TWO of the Ribble Valley’s Euro MPs have gone head to head in a row over whether UK sportsmen and women should wear the European Union flag on their kit.
Paul Nuttall, North West MEP for the UK Independence Party, is indignant at the move.
“It is outrageous that the Culture Committee in the European Parliament now wants to push the UK to fly the EU flag at major sporting events and display the flag on footballers’ jerseys,” he said.
“Athletes are proud to play for England or run for Great Britain; they have no love or allegiance to the EU so why should they be pushed to wear this flag of occupation on their jerseys?
“This is another desperate bid by the EU to promote itself in the face of growing opposition to what it is doing to people’s lives and livelihoods. Hopefully this idea of flying EU flags will sink as quickly at the Euro currency is at the moment. It seems to be like Nero fiddling while Rome burns.”
But fellow North West MEP Chris Davies retorted that Mr Nuttall’s choice of words – describing the EU symbol as a “flag of occupation” – was an insult to the memory of those who fought for freedom in two world wars.
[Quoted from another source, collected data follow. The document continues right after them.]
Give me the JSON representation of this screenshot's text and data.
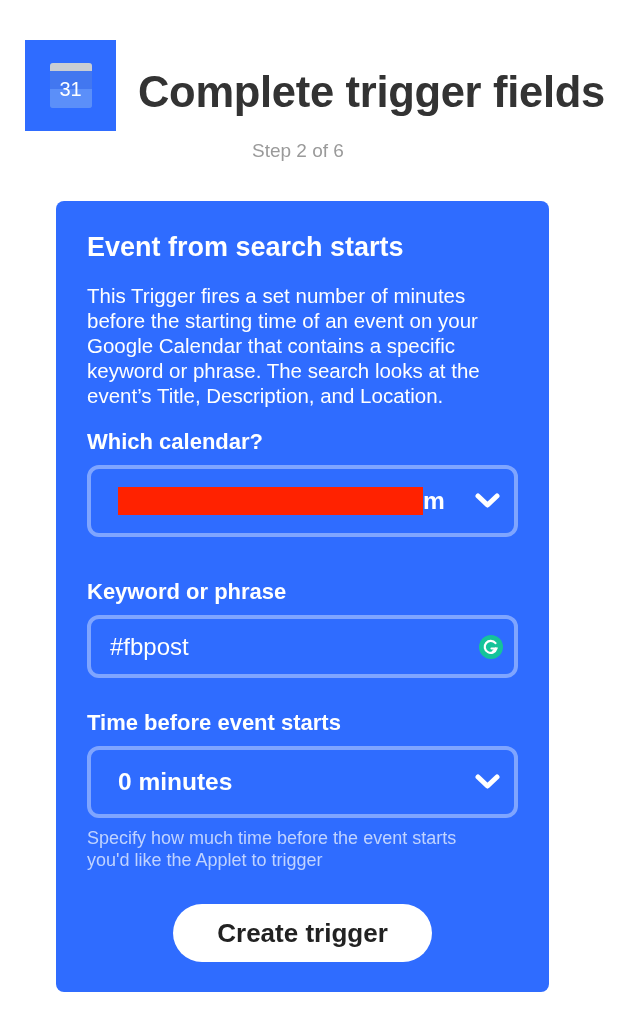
{
  "header": {
    "logo_day": "31",
    "title": "Complete trigger fields",
    "step": "Step 2 of 6"
  },
  "card": {
    "title": "Event from search starts",
    "description": "This Trigger fires a set number of minutes before the starting time of an event on your Google Calendar that contains a specific keyword or phrase. The search looks at the event’s Title, Description, and Location.",
    "fields": [
      {
        "kind": "select",
        "label": "Which calendar?",
        "value": "m",
        "redacted": true
      },
      {
        "kind": "text",
        "label": "Keyword or phrase",
        "value": "#fbpost",
        "assistant_badge": true
      },
      {
        "kind": "select",
        "label": "Time before event starts",
        "value": "0 minutes",
        "hint": "Specify how much time before the event starts you'd like the Applet to trigger"
      }
    ],
    "button": "Create trigger"
  }
}
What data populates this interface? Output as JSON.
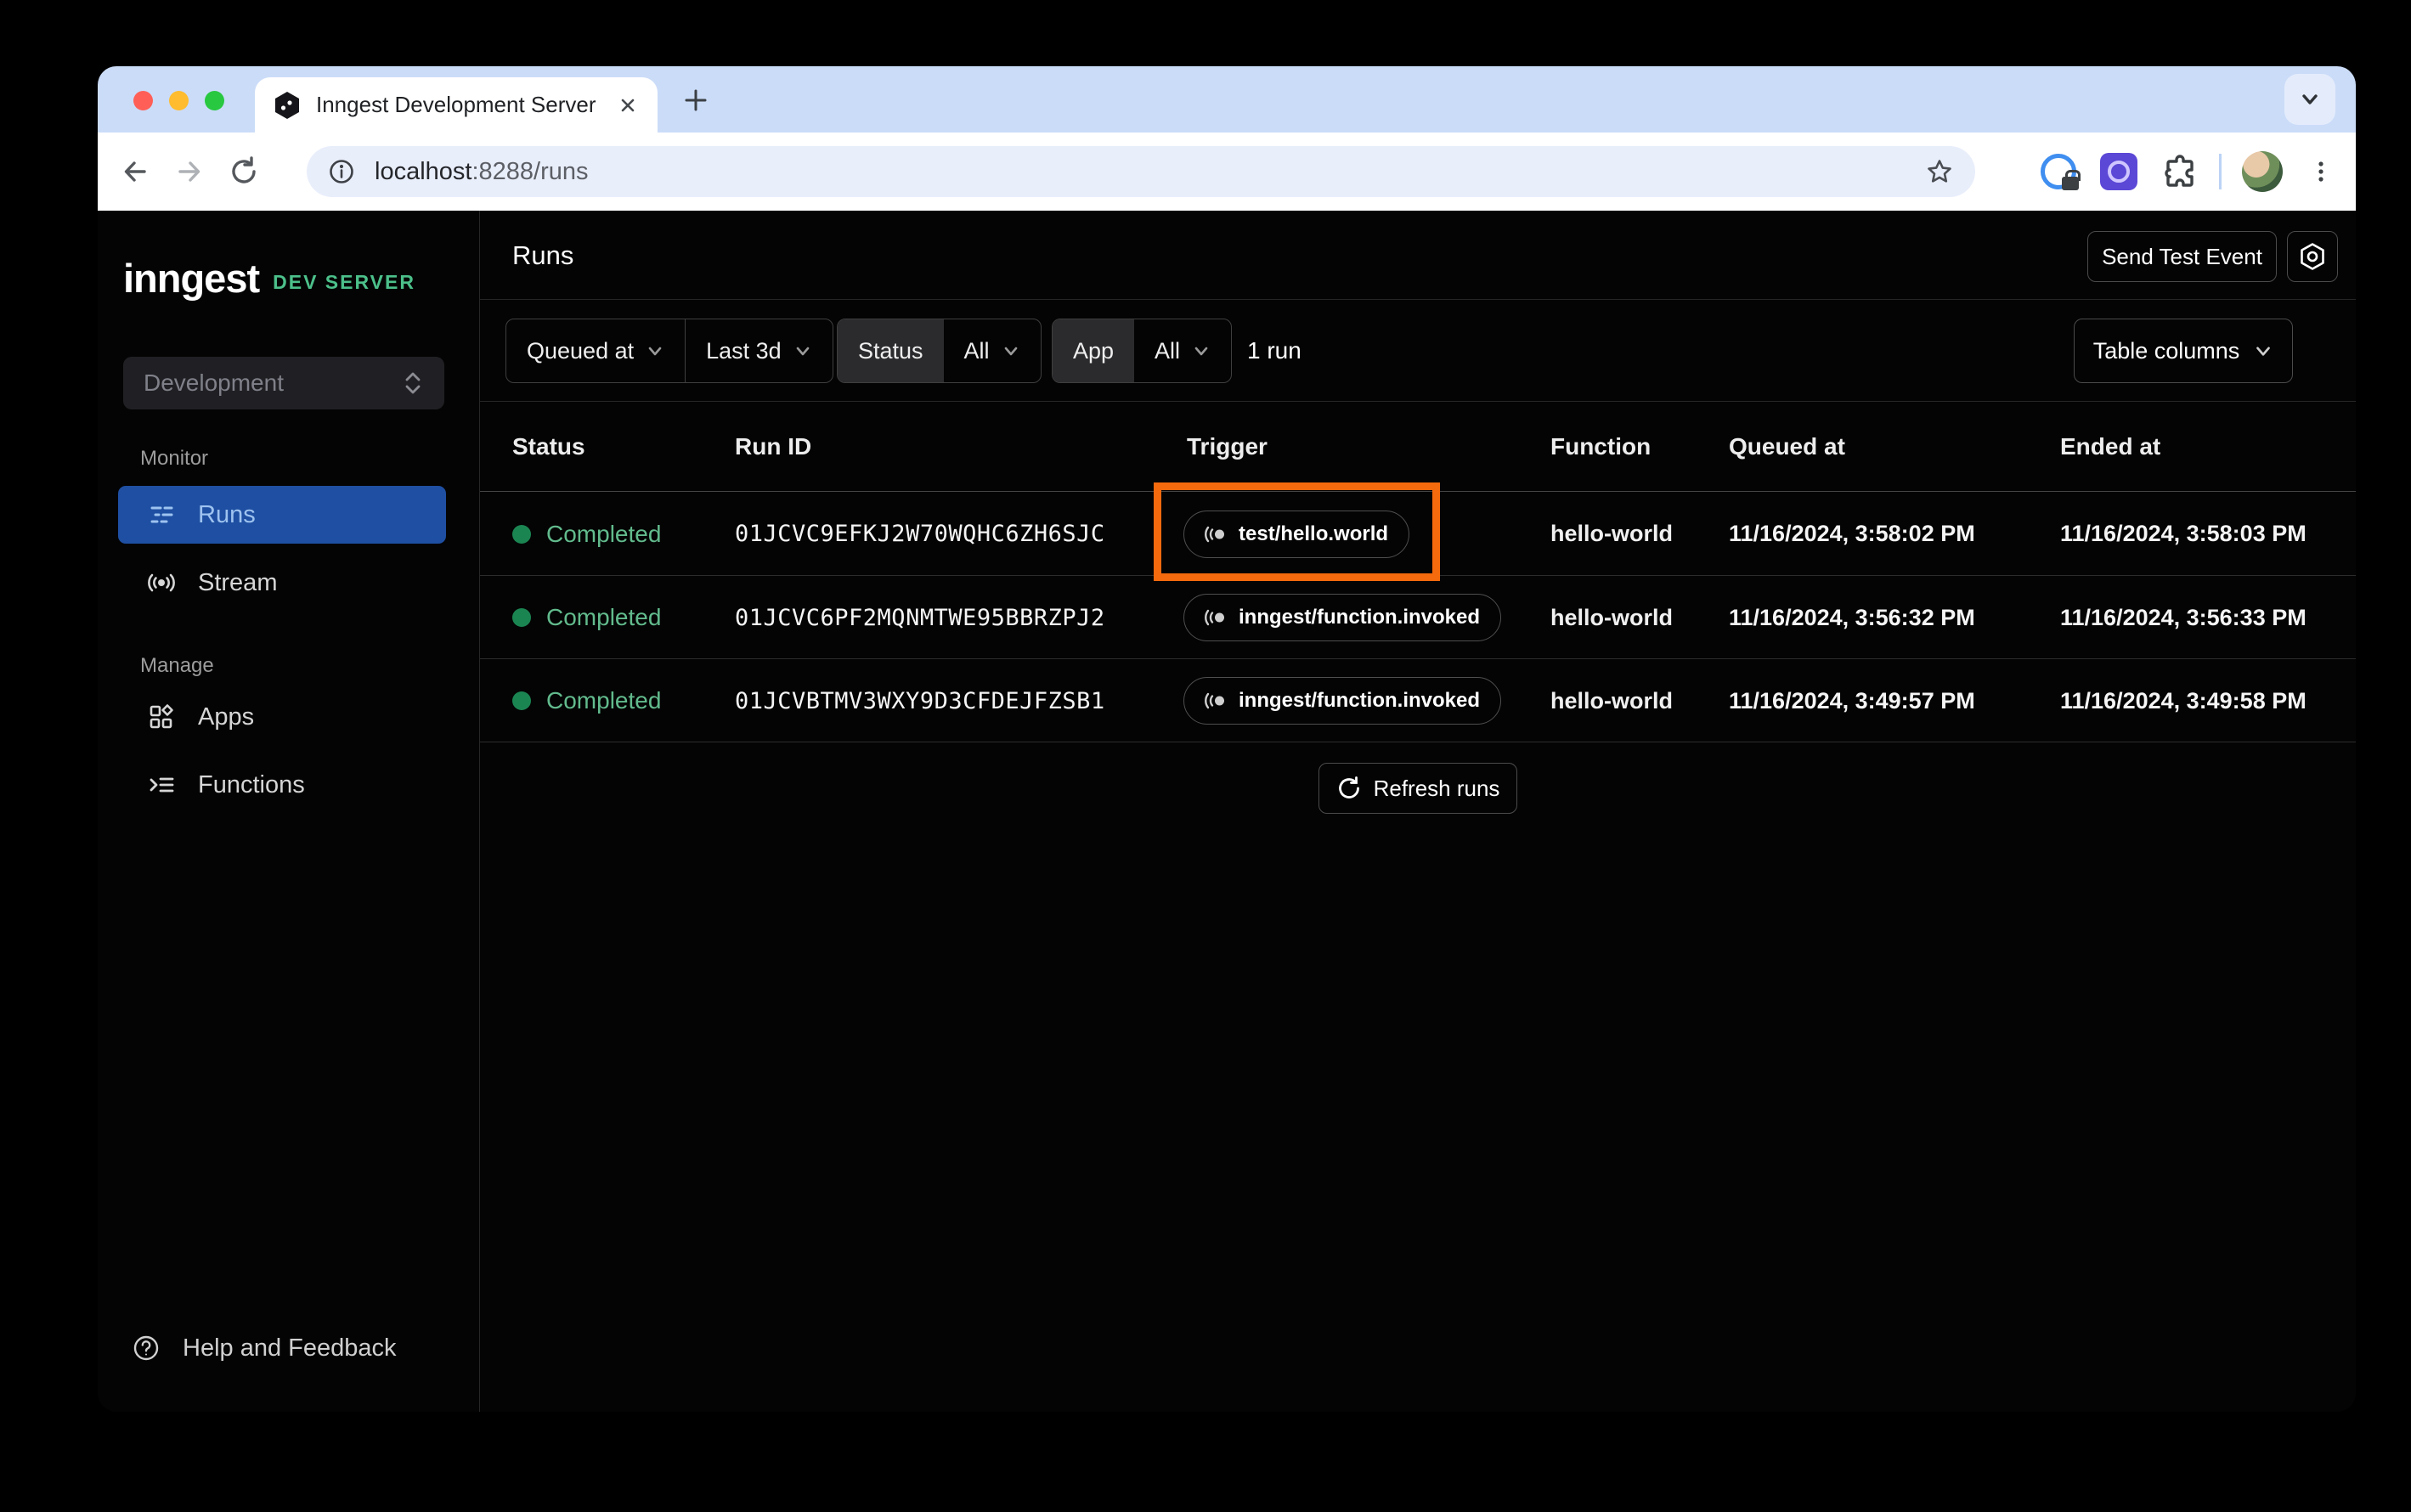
{
  "browser": {
    "tab_title": "Inngest Development Server",
    "url_host": "localhost",
    "url_path": ":8288/runs"
  },
  "sidebar": {
    "logo": "inngest",
    "logo_badge": "DEV SERVER",
    "environment": "Development",
    "monitor_label": "Monitor",
    "manage_label": "Manage",
    "items": {
      "runs": "Runs",
      "stream": "Stream",
      "apps": "Apps",
      "functions": "Functions"
    },
    "help": "Help and Feedback"
  },
  "header": {
    "title": "Runs",
    "send_test_event": "Send Test Event"
  },
  "filters": {
    "sort_field": "Queued at",
    "time_range": "Last 3d",
    "status_label": "Status",
    "status_value": "All",
    "app_label": "App",
    "app_value": "All",
    "run_count": "1 run",
    "table_columns": "Table columns"
  },
  "table": {
    "columns": [
      "Status",
      "Run ID",
      "Trigger",
      "Function",
      "Queued at",
      "Ended at"
    ],
    "rows": [
      {
        "status": "Completed",
        "run_id": "01JCVC9EFKJ2W70WQHC6ZH6SJC",
        "trigger": "test/hello.world",
        "function": "hello-world",
        "queued_at": "11/16/2024, 3:58:02 PM",
        "ended_at": "11/16/2024, 3:58:03 PM",
        "highlighted": true
      },
      {
        "status": "Completed",
        "run_id": "01JCVC6PF2MQNMTWE95BBRZPJ2",
        "trigger": "inngest/function.invoked",
        "function": "hello-world",
        "queued_at": "11/16/2024, 3:56:32 PM",
        "ended_at": "11/16/2024, 3:56:33 PM",
        "highlighted": false
      },
      {
        "status": "Completed",
        "run_id": "01JCVBTMV3WXY9D3CFDEJFZSB1",
        "trigger": "inngest/function.invoked",
        "function": "hello-world",
        "queued_at": "11/16/2024, 3:49:57 PM",
        "ended_at": "11/16/2024, 3:49:58 PM",
        "highlighted": false
      }
    ],
    "refresh_label": "Refresh runs"
  },
  "colors": {
    "highlight_orange": "#f56a0d",
    "status_dot_green": "#1b8552",
    "status_text_green": "#62bb8d",
    "active_nav_blue": "#1e4fa2",
    "active_nav_text": "#9ec3f0",
    "brand_green": "#4cc08a",
    "app_background": "#040404",
    "tabstrip_blue": "#cbdcf8"
  }
}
Speaking on Armsitice Day, November 11th, Liberal Democrat Mr Davies claimed that the words amounted to xenophobia and were unacceptable.
“This is grossly insulting to the memory of all those who died in the two world wars of the 20th century,” he said. “Whatever people may think of the European Union as an organisation, no-one can deny that it was created by people determined to ensure such tragic and unnecessary conflicts could never happen again.
“Like every part of government the European Union is imperfect, but it is a voluntary partnership between 27 countries committed to the principles of democracy, freedom and justice. It exists to ensure that conflicts between nations that in the past led to the bloody deaths of millions can instead be resolved by peaceful means.
“In his desire for publicity Paul Nuttall should try and be mature enough never to pander to xenophobia of the most vile kind.”
The plan to include the EU symbol on national sports kit were contained in a report on “The European Dimension in Sport” which was approved by the European Parliament’s Culture and Education Committee.
However, following significant opposition it has been conceded that member states should make the final decision on whether the EU flag should be displayed on clothing.
“There is no way that our Government can go along with this plan, they must put their foot down firmly and kick this idea into touch,” said Mr Nuttall.